URBANST 127D: Storytelling for Leadership, Organizing, and Action

Friday, October 18, 3:00 - 5:00 pm
Sunday, October 20, 9:00 am - 5:00 pm

CIRCLE (Third Floor of Old Union)

This experiential course introduces students to the leadership practice of public narrative - a storytelling tool for social change. To lead is to accept responsibility for enabling others to achieve shared purpose in the face of uncertainty. Through narrative we can learn to access the moral - or emotional - resources to respond to the challenges of an uncertain world - as individuals, as communities and as nations.

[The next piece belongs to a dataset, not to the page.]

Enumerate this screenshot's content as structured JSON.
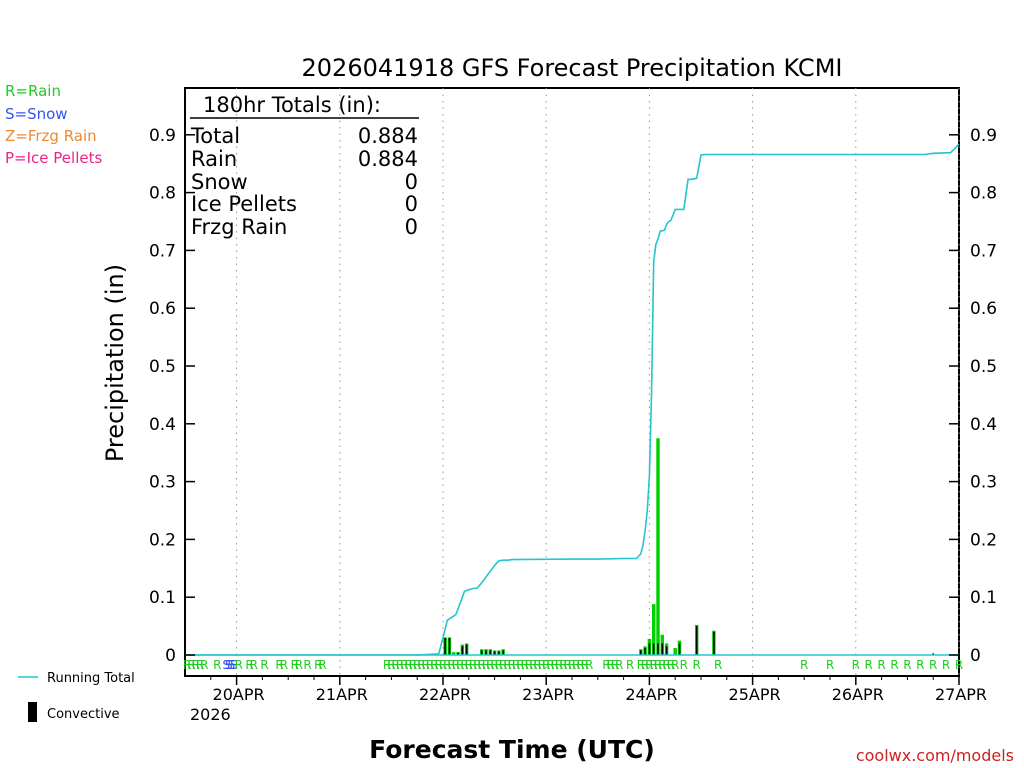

Responding to urgent challenges mindfully - with agency - requires courage rooted in our ability to draw on hope over fear; empathy over alienation; and self-worth over self-doubt. While leading with authenticity requires understanding our own sources of hope and courage, it also pushes us to look beyond ourselves to form intentional relationships with others so that together we can address urgent challenges facing our community. Grounded in a pedagogy of reflective practice and experiential learning, each component of the practicum is sequenced as explanation, modeling, practicing, and debriefing. Students will learn not only "about" what makes an effective public narrative, but will learn experientially through practice drafting each narrative component - a story of self, story of us, and story of now. Students will leave with an understanding of how their calling to leadership connects with their community and can motivate others to action.